Effect on health plans

These discrepancies affect not only physicians, but also health plans involved in Medicare managed care programs.

“Our results demonstrate that unless a special disability adjustment is introduced for patients with comorbidities, entering into risk arrangements with Medicare for services provided to people with multiple comorbid conditions may be more risky for health plans serving this population than anticipated,” wrote the researchers.

SNPs that are not qualified for the frailty adjustment are “financially at a disadvantage in providing care to the very frail and disabled,” the researchers wrote. These kinds of disincentives could push managed care plans to not enroll those individuals.

“[Private insurers] probably should start looking at collecting more information on functional status just as Medicare should,” says Noyes, adding that the payment model’s deficiencies could be a catalyst for primary care doctors leaving for specialty care.

In specialty care, doctors are responsible for only one condition rather than the multiple comorbidities in primary care.

The payment model could potentially benefit specialty care, which is more costly than primary care. “I think that’s one reason why there is an outflow of providers from primary care,” says Noyes. “[Primary care is] where most of the elderly get their care.”
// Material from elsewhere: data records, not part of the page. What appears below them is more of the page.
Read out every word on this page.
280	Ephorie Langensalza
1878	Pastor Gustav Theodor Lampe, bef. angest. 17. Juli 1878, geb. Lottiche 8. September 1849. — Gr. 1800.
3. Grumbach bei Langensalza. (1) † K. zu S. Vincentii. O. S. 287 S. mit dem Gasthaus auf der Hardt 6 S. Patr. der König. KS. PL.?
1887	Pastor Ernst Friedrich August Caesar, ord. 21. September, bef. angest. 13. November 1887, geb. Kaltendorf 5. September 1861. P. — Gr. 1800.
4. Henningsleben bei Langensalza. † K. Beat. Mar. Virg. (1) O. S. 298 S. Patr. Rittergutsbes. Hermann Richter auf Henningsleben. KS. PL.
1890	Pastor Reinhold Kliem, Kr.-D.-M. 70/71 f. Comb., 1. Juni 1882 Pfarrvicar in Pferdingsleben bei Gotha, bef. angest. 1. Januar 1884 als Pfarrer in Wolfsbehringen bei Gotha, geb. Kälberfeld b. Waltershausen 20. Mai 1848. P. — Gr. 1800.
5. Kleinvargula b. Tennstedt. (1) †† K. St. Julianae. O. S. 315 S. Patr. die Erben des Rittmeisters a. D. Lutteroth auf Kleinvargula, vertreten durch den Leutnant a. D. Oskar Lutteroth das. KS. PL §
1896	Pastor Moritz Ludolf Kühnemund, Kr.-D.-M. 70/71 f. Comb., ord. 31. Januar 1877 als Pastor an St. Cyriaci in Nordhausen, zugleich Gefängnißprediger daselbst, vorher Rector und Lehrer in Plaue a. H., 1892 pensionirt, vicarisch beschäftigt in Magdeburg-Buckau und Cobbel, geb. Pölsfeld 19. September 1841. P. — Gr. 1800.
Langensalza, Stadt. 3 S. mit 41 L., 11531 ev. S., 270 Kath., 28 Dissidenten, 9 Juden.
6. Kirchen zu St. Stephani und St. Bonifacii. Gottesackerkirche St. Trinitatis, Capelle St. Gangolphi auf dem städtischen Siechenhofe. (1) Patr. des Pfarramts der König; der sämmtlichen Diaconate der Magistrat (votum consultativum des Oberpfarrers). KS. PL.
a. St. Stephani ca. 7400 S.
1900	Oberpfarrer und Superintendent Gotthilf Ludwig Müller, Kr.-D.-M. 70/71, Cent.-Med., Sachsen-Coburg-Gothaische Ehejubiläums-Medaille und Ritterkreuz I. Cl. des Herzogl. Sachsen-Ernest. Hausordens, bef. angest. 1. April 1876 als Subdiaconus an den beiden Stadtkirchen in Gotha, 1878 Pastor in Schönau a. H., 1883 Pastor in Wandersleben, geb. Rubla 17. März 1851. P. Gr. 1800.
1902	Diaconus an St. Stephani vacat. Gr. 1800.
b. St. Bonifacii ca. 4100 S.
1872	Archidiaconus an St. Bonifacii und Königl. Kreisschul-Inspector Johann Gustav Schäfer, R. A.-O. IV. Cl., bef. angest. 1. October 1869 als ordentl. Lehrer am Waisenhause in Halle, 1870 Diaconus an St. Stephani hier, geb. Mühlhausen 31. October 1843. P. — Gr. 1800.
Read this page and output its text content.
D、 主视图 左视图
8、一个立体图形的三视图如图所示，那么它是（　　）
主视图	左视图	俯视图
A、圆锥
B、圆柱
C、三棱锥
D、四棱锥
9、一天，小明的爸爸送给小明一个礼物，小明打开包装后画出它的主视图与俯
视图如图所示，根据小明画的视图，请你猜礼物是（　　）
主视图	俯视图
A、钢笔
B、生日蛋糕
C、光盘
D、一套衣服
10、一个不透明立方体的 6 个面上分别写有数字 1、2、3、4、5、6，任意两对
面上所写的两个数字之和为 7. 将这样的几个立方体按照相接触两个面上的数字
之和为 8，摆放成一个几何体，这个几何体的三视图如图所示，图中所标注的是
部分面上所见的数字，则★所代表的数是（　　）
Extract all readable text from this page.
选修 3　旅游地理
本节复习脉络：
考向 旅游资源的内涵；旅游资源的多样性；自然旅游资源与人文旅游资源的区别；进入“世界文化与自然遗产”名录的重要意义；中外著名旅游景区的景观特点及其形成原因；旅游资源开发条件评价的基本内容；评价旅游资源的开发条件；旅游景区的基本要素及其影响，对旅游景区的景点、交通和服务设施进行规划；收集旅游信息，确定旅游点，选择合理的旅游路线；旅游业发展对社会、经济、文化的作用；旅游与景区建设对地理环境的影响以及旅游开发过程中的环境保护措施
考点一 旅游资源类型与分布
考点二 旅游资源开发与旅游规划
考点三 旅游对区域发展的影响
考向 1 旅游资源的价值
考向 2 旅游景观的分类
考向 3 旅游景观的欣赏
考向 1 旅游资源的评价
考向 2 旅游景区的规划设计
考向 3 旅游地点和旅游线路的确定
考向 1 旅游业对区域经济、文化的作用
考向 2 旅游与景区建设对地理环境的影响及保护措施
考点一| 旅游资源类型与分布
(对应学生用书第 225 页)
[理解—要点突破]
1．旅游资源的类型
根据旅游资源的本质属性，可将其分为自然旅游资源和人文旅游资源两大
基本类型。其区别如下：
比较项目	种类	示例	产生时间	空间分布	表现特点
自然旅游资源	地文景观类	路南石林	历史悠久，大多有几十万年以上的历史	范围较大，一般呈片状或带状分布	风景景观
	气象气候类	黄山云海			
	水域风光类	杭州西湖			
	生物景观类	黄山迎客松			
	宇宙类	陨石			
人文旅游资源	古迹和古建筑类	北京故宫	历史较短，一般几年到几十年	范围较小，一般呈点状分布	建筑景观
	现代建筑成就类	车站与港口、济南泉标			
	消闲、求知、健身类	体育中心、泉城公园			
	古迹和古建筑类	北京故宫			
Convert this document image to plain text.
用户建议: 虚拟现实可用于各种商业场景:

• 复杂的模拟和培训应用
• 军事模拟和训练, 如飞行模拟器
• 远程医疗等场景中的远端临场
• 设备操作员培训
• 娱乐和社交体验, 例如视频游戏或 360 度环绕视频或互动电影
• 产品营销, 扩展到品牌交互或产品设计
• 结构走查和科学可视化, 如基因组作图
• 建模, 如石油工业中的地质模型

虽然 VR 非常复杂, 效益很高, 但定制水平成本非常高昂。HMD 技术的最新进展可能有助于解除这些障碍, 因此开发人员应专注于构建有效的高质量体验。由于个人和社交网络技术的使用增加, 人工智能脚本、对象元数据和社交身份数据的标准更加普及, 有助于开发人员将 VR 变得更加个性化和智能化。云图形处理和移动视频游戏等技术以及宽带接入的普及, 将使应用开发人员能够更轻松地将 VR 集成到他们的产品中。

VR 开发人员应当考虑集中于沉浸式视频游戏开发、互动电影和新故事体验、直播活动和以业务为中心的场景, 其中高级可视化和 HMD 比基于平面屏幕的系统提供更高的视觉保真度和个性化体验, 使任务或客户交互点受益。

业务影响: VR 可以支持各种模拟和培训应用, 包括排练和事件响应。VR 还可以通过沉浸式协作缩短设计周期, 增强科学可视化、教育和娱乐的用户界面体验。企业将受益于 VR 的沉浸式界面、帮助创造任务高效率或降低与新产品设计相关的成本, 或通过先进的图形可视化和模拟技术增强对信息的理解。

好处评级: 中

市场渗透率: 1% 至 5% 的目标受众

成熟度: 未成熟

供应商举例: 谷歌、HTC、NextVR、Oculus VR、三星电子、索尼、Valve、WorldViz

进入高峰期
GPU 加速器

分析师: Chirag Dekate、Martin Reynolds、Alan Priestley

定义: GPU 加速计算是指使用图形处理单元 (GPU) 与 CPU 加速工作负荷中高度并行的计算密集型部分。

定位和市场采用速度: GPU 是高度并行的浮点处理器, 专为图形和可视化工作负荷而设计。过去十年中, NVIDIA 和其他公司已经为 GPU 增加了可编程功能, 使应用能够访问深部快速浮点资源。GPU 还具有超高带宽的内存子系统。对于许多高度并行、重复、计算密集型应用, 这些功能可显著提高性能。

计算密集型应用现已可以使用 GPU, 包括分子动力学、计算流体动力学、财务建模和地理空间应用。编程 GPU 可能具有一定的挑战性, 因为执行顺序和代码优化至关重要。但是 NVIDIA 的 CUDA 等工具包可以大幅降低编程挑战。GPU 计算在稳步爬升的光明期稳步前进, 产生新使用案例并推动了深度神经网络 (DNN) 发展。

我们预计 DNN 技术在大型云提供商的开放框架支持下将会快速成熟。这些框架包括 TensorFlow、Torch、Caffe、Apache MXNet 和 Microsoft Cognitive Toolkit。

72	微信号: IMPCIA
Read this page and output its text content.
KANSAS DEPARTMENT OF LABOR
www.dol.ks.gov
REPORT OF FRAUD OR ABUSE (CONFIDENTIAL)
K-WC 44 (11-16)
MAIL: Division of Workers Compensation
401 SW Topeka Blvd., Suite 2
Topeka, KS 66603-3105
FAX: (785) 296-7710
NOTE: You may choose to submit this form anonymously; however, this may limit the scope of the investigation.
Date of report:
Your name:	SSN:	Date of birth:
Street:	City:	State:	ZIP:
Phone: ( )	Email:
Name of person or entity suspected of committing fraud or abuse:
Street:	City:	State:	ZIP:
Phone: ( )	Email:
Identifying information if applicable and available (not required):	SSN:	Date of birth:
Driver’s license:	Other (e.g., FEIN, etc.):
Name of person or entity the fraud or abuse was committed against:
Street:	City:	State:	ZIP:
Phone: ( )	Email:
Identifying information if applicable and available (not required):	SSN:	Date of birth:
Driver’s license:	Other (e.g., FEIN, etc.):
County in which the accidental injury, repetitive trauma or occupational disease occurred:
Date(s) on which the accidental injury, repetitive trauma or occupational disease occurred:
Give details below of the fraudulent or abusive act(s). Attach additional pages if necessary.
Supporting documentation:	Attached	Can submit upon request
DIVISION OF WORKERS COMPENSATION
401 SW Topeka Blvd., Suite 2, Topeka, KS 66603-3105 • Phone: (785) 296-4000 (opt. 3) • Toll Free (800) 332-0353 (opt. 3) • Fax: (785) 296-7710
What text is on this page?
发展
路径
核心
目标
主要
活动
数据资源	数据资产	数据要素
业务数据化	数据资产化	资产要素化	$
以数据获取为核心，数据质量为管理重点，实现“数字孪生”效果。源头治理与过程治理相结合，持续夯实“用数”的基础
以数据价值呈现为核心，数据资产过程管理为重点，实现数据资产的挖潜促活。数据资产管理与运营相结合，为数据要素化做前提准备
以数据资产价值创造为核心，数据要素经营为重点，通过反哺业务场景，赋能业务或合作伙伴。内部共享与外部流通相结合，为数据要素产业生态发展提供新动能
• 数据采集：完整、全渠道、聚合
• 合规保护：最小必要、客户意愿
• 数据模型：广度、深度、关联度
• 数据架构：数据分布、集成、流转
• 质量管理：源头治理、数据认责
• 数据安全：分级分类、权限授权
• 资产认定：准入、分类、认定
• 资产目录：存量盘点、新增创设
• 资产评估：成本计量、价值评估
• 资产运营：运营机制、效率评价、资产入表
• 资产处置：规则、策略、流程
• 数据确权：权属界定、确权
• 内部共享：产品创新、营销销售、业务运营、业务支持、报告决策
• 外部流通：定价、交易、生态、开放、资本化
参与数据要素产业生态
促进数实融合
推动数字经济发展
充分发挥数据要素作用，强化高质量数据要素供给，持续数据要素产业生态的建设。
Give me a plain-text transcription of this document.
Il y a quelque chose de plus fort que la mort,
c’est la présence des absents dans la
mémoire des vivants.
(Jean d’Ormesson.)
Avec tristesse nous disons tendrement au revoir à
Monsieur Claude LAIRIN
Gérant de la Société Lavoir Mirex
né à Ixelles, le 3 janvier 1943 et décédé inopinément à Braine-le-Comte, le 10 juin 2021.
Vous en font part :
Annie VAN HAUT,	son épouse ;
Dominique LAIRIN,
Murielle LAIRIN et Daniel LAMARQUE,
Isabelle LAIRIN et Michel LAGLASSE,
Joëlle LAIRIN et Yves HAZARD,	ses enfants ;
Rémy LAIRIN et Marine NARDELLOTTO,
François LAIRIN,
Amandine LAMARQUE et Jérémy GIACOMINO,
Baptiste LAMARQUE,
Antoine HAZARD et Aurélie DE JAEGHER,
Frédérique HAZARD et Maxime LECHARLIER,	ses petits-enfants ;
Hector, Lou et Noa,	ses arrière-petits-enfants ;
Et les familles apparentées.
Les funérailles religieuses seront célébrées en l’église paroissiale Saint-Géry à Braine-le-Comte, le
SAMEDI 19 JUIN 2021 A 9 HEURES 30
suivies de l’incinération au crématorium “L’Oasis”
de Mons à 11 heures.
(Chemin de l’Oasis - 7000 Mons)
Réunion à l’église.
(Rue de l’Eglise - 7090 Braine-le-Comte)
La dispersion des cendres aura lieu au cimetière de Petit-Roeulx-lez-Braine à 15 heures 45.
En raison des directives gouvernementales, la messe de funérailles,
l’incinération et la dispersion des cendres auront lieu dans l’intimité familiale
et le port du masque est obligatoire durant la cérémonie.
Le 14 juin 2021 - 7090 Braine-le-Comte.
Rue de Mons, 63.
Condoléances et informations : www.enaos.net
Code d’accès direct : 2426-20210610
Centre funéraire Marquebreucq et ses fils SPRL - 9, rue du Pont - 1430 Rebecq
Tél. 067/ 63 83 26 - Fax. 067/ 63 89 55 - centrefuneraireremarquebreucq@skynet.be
Noyes says she is hopeful that Medicare will review its payment system and adjust for comorbidities and functional status. However, she does not expect changes, because tweaking the system is unlikely to save money, although it could improve quality and outcomes. “My experience tells me that very few things in this current system of healthcare saves money. You may improve quality of care, but everything comes at a cost,” she says.